Distributed Computing

In this assignment, we will install and configure IntelliJ and a Hadoop development environment. We will make a change to one of the Hadoop demos and deploy our new code.

Download and install IntelliJ

On master

wget https://download.jetbrains.com/idea/ideaIC-2017.1.5.tar.gz
tar xfvz ideaIC-2017.1.5.tar.gz

Now make sure it works and your X11 forwarding is enabled (some documentation: https://www.seas.upenn.edu/cets/answers/x11-forwarding.html). To start:

idea-IC-171.4694.70/bin/idea.sh

I just kept the defaults for everything.

Creating a Hadoop App Project

  1. Create a Java project in IntelliJ.
  2. Set up the libraries you need.

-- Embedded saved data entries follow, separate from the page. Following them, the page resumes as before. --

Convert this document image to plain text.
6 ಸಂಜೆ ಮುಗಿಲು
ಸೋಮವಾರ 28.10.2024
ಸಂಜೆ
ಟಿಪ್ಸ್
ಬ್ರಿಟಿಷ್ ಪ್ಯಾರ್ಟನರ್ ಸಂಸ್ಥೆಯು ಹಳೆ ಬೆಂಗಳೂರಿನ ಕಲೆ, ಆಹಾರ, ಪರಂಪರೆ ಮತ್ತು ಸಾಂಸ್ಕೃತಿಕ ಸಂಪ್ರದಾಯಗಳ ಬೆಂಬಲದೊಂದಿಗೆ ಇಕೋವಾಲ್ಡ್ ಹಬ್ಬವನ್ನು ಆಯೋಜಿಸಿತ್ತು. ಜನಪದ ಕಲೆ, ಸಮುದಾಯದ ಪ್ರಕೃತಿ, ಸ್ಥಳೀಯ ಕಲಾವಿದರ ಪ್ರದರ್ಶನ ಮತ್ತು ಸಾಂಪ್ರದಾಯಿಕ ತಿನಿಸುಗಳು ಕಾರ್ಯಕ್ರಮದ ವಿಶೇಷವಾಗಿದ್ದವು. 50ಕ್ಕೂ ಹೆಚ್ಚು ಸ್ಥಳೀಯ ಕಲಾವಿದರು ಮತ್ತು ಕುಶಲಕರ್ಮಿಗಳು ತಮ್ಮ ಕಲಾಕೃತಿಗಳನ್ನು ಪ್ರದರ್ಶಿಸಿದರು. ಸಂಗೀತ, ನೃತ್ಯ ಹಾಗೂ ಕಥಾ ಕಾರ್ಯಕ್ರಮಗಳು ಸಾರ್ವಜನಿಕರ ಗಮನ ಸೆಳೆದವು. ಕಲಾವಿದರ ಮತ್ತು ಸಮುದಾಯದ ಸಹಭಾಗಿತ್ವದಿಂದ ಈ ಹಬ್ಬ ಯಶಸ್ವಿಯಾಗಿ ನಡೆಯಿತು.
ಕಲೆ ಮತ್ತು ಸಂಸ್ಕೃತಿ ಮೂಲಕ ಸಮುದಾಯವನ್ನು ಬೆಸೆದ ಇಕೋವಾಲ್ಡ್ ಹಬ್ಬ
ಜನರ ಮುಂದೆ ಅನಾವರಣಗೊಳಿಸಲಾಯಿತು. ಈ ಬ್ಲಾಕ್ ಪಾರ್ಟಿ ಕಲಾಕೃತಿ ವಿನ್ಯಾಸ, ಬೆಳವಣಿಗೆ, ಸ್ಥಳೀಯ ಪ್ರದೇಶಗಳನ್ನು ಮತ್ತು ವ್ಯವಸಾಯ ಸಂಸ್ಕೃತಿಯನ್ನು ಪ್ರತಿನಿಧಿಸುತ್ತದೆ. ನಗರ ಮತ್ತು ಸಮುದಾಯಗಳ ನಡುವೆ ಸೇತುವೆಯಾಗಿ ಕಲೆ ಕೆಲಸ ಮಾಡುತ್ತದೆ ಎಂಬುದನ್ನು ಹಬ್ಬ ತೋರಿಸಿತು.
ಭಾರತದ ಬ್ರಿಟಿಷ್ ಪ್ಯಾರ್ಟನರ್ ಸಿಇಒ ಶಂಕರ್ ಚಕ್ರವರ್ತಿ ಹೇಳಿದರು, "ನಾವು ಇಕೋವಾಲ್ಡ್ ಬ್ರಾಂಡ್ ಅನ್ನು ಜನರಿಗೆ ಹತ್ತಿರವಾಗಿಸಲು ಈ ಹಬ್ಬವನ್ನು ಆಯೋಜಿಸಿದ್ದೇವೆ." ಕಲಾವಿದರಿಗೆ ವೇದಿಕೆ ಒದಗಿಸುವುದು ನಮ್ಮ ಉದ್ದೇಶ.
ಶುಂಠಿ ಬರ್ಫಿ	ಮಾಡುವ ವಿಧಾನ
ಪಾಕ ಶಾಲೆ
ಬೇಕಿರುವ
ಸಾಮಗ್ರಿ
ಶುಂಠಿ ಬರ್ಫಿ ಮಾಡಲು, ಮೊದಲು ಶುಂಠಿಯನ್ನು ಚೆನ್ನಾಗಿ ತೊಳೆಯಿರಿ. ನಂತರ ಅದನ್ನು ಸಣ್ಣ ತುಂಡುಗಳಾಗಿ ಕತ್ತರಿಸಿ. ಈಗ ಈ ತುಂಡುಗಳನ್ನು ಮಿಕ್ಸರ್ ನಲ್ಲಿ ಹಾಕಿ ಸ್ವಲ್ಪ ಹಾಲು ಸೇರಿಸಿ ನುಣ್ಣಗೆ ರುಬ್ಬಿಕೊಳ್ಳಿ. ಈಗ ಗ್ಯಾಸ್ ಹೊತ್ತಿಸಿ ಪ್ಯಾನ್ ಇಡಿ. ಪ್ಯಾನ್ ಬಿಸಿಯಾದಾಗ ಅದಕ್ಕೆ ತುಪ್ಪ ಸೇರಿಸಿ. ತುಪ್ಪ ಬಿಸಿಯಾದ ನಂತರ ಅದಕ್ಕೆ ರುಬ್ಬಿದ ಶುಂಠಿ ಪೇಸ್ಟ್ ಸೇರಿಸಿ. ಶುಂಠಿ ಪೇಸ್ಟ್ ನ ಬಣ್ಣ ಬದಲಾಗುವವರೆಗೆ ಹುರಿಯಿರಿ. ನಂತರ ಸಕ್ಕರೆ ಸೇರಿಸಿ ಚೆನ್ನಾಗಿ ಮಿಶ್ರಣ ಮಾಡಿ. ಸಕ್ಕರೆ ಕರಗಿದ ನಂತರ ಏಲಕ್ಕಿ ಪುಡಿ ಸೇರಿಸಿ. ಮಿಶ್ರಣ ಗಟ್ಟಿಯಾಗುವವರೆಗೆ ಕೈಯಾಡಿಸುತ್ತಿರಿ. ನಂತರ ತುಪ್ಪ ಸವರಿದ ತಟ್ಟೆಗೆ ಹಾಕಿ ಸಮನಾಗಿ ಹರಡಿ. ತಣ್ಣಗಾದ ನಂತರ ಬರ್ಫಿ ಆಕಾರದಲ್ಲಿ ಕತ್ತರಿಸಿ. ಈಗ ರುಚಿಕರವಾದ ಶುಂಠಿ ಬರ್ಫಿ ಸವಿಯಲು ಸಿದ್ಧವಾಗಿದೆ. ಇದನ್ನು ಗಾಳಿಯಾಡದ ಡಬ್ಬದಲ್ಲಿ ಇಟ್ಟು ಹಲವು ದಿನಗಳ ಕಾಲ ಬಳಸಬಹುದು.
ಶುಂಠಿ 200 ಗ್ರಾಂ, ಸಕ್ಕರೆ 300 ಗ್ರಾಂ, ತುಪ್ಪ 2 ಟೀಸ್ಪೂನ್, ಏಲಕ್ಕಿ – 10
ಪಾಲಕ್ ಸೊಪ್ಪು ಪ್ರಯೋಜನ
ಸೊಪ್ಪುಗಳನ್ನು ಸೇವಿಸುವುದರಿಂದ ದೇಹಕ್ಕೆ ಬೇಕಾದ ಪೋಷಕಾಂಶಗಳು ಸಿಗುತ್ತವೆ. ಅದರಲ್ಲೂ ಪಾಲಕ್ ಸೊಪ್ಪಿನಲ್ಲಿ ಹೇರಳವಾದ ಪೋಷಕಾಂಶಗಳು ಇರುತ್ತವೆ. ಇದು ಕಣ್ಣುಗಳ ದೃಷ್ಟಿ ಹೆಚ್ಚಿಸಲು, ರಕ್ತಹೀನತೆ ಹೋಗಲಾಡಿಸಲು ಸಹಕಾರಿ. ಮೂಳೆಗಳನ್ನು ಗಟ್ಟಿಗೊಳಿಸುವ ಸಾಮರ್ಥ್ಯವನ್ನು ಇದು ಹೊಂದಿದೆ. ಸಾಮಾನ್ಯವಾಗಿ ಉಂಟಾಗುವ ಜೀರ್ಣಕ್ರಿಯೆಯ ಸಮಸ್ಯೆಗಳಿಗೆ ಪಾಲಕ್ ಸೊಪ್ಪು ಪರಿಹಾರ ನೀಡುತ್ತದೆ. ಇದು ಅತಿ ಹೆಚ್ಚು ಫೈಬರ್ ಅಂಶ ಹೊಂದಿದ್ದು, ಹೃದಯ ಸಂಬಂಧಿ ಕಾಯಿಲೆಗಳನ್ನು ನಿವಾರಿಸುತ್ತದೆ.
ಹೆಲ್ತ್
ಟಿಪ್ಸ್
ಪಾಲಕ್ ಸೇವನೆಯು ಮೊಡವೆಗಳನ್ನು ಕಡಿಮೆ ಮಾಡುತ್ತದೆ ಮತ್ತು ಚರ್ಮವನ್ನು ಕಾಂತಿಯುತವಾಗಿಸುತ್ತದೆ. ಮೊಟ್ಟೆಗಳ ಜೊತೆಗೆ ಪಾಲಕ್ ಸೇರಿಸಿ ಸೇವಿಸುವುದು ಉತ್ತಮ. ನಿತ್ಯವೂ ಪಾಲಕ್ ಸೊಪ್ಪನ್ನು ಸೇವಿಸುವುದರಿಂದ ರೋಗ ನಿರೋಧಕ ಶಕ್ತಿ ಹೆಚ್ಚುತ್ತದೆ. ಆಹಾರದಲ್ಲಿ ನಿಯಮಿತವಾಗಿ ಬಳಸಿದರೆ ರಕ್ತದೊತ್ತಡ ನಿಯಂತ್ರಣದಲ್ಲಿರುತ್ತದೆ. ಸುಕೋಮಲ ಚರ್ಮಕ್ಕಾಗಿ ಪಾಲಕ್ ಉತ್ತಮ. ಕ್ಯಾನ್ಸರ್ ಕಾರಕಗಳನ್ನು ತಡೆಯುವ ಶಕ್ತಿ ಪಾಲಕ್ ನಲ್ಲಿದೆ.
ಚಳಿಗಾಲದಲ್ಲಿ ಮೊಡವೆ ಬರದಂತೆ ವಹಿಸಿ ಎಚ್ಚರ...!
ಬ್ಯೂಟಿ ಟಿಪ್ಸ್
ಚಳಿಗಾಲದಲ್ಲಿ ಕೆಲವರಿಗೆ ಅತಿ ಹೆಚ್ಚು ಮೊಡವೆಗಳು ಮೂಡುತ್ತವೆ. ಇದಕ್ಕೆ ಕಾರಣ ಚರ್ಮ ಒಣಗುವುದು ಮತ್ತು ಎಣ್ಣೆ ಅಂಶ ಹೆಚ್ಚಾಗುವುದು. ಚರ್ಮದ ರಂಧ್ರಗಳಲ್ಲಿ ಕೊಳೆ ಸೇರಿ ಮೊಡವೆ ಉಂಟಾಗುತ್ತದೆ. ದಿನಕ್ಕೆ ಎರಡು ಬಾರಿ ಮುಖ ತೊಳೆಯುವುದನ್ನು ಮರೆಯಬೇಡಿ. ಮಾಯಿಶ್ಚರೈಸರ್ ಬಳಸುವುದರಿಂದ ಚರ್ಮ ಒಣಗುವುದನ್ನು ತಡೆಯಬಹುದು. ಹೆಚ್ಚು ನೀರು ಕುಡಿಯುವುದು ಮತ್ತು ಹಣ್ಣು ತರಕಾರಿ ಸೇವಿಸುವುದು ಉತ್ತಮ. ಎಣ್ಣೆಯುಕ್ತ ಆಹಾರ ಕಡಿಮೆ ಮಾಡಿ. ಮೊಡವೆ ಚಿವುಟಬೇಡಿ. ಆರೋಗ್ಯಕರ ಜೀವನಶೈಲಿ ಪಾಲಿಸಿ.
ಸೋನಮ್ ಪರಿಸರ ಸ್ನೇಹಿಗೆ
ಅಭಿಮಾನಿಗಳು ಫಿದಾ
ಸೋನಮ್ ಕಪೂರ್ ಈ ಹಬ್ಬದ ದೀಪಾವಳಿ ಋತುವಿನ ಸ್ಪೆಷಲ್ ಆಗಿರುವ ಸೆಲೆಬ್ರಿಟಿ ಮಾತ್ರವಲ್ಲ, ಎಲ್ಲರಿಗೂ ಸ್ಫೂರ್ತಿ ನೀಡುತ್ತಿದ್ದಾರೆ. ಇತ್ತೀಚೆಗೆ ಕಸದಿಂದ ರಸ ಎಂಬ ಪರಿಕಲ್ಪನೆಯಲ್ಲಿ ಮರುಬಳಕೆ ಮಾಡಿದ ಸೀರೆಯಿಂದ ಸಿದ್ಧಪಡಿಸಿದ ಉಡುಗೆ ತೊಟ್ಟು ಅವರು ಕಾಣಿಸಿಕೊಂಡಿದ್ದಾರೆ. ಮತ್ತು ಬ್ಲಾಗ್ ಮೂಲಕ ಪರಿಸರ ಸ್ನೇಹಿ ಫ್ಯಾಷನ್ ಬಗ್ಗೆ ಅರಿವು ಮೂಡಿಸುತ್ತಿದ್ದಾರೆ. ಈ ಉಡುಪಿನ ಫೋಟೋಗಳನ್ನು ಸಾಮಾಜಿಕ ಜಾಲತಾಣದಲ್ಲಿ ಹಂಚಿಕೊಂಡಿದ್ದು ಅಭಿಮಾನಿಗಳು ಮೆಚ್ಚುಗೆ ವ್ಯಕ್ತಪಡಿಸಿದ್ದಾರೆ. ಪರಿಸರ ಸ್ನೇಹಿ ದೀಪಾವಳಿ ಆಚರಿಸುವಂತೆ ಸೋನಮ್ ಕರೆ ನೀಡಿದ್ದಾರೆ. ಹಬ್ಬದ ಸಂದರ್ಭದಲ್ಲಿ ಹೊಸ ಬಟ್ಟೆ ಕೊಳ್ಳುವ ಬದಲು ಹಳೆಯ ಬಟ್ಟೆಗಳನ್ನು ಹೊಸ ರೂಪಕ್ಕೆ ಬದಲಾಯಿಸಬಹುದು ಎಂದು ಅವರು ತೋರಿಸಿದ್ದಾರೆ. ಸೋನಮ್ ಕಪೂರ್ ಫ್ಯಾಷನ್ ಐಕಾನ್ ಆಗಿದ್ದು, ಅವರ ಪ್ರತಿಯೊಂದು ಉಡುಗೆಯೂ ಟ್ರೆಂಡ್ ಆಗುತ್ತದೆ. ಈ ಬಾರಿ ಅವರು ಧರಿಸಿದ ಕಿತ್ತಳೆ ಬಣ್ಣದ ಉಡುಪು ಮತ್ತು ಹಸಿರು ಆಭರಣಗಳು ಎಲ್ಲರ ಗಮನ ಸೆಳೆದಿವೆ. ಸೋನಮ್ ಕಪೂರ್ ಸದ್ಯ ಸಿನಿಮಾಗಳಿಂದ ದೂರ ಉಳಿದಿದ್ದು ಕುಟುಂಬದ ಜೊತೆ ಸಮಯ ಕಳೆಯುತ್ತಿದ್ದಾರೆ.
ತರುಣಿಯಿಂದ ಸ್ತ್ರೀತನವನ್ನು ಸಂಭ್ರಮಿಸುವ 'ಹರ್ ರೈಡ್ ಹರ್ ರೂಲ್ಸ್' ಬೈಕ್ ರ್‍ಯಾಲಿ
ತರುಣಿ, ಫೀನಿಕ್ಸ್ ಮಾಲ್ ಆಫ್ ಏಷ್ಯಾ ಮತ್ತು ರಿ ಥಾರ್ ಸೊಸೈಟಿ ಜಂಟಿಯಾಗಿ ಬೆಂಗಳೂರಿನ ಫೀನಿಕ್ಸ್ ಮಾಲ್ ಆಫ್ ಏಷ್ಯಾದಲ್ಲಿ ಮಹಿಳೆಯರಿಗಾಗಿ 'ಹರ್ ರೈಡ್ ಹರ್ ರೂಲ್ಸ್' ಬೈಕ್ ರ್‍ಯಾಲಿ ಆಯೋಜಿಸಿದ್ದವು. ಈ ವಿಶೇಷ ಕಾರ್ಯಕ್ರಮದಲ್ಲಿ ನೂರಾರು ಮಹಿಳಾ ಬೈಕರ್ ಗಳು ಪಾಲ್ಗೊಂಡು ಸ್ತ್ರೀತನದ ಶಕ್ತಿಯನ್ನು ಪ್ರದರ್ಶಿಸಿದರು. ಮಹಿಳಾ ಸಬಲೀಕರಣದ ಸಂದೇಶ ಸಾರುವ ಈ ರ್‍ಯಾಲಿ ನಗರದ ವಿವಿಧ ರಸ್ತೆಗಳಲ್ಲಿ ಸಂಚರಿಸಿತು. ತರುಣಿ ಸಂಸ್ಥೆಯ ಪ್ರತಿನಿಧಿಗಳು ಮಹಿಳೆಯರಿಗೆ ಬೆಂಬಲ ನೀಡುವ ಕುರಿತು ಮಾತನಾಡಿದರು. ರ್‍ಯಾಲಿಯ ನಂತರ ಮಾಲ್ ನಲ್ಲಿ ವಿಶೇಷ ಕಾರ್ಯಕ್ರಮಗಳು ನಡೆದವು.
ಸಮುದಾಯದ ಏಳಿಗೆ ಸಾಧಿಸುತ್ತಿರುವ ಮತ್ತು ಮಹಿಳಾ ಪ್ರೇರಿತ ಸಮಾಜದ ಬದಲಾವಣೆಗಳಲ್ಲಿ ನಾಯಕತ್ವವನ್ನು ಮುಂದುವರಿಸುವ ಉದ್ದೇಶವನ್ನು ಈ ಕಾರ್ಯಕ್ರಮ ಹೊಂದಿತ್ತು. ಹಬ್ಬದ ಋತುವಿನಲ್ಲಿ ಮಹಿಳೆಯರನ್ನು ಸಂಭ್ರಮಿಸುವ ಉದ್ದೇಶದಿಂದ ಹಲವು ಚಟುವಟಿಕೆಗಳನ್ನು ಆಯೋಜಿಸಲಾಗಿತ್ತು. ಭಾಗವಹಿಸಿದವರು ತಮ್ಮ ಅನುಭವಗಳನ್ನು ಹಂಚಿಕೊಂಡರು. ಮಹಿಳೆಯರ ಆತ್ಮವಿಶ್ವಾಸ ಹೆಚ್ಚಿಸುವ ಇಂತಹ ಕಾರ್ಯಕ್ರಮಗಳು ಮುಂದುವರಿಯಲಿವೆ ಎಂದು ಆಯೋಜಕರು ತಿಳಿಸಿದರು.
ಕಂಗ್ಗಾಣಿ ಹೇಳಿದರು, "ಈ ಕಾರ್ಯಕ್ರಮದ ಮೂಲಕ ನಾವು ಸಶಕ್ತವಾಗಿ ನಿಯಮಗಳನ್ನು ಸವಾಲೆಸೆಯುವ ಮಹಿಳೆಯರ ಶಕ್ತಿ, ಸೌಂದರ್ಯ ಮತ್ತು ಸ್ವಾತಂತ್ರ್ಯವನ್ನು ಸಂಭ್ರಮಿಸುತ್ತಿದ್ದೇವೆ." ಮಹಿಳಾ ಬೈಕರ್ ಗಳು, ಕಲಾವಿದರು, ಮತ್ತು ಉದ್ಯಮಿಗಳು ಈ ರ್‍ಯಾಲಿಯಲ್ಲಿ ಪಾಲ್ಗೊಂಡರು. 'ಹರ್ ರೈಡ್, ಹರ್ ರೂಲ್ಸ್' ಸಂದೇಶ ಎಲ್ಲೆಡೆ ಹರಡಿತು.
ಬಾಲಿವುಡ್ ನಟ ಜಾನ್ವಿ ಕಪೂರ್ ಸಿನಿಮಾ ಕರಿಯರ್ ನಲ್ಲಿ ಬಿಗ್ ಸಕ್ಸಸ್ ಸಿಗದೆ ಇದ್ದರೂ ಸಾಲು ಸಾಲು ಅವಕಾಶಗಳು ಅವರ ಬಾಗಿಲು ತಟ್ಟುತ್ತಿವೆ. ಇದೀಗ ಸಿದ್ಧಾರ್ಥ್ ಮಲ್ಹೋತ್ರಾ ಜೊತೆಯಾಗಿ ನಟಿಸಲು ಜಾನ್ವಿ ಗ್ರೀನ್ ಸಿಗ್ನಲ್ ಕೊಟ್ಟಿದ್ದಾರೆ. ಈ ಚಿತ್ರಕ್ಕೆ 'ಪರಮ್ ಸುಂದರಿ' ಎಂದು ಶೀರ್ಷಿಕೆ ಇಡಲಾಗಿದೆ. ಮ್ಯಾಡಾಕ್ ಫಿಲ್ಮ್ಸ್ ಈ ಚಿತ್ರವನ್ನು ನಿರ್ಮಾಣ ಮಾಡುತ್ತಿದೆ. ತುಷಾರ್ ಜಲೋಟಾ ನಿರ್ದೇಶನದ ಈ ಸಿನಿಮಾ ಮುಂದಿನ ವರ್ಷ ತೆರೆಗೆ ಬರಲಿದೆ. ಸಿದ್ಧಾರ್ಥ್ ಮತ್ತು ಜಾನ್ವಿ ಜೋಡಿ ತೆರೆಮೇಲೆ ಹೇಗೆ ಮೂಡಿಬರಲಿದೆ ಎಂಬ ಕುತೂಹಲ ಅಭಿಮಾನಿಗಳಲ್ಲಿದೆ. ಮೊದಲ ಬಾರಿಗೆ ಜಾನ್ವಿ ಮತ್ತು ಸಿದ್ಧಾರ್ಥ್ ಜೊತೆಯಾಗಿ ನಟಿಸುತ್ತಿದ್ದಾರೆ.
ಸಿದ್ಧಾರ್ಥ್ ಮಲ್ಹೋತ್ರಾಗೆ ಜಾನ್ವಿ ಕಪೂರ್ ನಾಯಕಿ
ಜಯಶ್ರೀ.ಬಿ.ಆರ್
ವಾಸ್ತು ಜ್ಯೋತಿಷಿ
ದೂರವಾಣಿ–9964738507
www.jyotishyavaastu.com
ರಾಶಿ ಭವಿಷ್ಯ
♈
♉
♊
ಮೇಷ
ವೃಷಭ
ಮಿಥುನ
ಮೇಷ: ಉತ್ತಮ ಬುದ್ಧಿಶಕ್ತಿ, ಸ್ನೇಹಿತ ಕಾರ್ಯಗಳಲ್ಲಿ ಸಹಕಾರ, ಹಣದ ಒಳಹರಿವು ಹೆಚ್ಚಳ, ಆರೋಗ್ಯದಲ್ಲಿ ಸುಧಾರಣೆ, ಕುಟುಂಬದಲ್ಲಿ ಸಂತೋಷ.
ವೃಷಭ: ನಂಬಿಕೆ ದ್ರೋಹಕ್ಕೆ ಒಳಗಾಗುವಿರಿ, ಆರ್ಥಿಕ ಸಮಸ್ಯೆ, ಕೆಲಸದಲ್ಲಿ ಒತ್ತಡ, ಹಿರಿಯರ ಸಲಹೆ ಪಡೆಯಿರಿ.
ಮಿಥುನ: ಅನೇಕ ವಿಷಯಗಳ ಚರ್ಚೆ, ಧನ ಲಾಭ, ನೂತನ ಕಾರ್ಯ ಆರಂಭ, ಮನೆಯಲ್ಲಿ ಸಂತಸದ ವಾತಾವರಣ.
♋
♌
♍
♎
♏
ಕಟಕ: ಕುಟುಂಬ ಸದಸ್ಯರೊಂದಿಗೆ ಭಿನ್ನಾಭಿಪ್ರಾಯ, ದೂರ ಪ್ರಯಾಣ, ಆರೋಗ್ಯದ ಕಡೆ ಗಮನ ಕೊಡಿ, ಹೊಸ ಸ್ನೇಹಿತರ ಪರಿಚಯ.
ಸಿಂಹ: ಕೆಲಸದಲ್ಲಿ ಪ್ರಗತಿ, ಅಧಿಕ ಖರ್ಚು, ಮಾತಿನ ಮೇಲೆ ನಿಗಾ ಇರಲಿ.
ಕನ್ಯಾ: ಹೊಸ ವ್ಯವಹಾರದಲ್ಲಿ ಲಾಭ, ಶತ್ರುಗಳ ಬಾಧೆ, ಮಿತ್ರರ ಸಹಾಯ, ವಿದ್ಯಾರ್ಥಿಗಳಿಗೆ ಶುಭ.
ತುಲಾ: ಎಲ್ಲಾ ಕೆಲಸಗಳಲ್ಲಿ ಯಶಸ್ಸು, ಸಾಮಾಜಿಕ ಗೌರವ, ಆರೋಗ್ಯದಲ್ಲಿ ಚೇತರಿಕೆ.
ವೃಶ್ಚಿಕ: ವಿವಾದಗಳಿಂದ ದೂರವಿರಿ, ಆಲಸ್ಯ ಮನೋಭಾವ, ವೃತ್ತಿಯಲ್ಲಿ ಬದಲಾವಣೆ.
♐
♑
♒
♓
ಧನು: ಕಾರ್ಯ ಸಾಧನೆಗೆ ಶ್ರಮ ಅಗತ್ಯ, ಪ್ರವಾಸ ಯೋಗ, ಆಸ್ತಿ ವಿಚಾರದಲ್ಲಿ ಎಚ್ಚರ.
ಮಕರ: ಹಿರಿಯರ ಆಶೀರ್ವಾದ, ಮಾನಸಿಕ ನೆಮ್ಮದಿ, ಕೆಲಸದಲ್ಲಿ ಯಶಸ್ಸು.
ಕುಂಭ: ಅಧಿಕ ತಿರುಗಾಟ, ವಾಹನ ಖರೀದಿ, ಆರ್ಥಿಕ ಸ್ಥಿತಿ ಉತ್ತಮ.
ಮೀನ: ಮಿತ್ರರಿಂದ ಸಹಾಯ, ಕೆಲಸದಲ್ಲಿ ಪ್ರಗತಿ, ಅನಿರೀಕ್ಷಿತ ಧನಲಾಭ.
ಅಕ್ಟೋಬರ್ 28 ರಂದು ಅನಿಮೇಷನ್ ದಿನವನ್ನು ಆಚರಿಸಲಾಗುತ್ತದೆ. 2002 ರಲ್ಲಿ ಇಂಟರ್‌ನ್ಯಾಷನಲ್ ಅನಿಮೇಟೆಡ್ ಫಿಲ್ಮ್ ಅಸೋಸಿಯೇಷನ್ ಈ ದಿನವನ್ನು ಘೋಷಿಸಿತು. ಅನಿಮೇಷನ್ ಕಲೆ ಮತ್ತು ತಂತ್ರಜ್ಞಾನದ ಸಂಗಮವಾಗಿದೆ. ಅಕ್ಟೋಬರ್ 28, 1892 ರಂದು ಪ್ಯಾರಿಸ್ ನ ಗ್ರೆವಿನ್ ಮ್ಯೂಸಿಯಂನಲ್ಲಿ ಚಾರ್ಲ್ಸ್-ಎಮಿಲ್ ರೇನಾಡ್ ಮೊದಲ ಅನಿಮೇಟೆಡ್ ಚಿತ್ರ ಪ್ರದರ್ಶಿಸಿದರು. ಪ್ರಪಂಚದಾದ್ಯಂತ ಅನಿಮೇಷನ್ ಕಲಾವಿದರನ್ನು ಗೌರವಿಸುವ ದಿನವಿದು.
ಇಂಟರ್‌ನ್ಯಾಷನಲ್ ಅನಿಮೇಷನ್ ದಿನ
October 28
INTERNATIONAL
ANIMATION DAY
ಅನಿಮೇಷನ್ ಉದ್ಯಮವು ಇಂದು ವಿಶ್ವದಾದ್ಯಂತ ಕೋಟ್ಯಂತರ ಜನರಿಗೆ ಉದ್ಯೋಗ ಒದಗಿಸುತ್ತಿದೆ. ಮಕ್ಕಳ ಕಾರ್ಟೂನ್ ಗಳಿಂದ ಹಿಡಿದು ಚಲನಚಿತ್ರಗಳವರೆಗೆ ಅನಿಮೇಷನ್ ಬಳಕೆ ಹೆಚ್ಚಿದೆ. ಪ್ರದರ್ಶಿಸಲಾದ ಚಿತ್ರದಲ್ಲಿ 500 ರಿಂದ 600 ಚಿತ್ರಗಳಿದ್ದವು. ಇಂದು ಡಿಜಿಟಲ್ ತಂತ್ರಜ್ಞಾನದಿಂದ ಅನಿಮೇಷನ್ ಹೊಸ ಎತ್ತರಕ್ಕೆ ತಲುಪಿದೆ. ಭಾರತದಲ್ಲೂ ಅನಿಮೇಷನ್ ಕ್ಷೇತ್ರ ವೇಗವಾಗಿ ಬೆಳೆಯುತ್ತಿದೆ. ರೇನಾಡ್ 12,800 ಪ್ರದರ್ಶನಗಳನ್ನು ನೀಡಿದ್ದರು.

I added basically everything which is overkill, but still…
  3. Now I created a source file:
import org.apache.hadoop.conf.Configuration;
import org.apache.hadoop.fs.Path;
import org.apache.hadoop.io.IntWritable;
import org.apache.hadoop.io.Text;
import org.apache.hadoop.mapreduce.Job;
import org.apache.hadoop.mapreduce.Mapper;
import org.apache.hadoop.mapreduce.Reducer;
import org.apache.hadoop.mapreduce.lib.input.FileInputFormat;
import org.apache.hadoop.mapreduce.lib.output.FileOutputFormat;
import org.apache.hadoop.util.GenericOptionsParser;

import java.io.IOException;
import java.util.StringTokenizer;

public class TestWordCount {

    public static class TokenizerMapper
        extends Mapper<Object, Text, Text, IntWritable>{

        private final static IntWritable one = new IntWritable(1);
        private Text word = new Text();

        public void map(Object key, Text value, Context context
        ) throws IOException, InterruptedException {
            StringTokenizer itr = new StringTokenizer(value.toString());
            while (itr.hasMoreTokens()) {
                word.set(itr.nextToken());
                context.write(word, one);
            }
        }
    }

    public static class IntSumReducer
            extends Reducer<Text,IntWritable,Text,IntWritable> {
        private IntWritable result = new IntWritable();

        public void reduce(Text key, Iterable values,
                           Context context
        ) throws IOException, InterruptedException {
            int sum = 0;
            for (IntWritable val : values) {
                sum += val.get();
            }
            result.set(sum);
            context.write(key, result);
        }
    }

   public static void main(String[] args) throws Exception {
        Configuration conf = new Configuration();
        String[] otherArgs = new GenericOptionsParser(conf, args).getRemainingArgs();
        if (otherArgs.length != 3) {
            System.err.println("Usage: TestWordCount  ");
            System.exit(2);
        }
        System.out.println("Called with: "+otherArgs[0]+" "+otherArgs[1]+" "+otherArgs[2]);
        Job job = Job.getInstance(conf);

        job.setJarByClass(TestWordCount.class);
        job.setMapperClass(TokenizerMapper.class);
        job.setCombinerClass(IntSumReducer.class);
        job.setReducerClass(IntSumReducer.class);
        job.setOutputKeyClass(Text.class);
        job.setOutputValueClass(IntWritable.class);
        FileInputFormat.addInputPath(job, new Path(otherArgs[1]));
        FileOutputFormat.setOutputPath(job, new Path(otherArgs[2]));
        System.exit(job.waitForCompletion(true) ? 0 : 1);
    }
}
</pre>

4. After that we need to setup the artifacts, so it produces a jar we can run on Hadoop. Click File -> Project Structure, select artifacts on the left. Click Add button -> Jar -> From modules with dependencies. Choose the module you create. If you specify the Main class here, you don’t need to add its class name in the following command. Click OK to save the settings.
5. Then build the artifiacts. I had one more jar I needed to add, so I downloaded it using wget http://mirror.metrocast.net/apache//commons/cli/binaries/commons-cli-1.4-bin.tar.gz. Then extracted it with tar xfvz commons-cli-1.4-bin.tar.gz. Then my jar artifact was built successfully. 
6. We can try it from the command line, and assuming your input directory still exists, you can do so by running your jar on your cluster. My jar ended up in /home/lab/IdeaProjects/HadoopExample/out/artifacts/HadoopExample_jar. Your jar might be somewhere else depending on how you named things. Then you can try to run something like: hadoop jar HadoopExample.jar TestWordCount /input output

## Modify Code
For the final part, modify the Java program so that it is case insensitive. Show how the two programs now give different answers.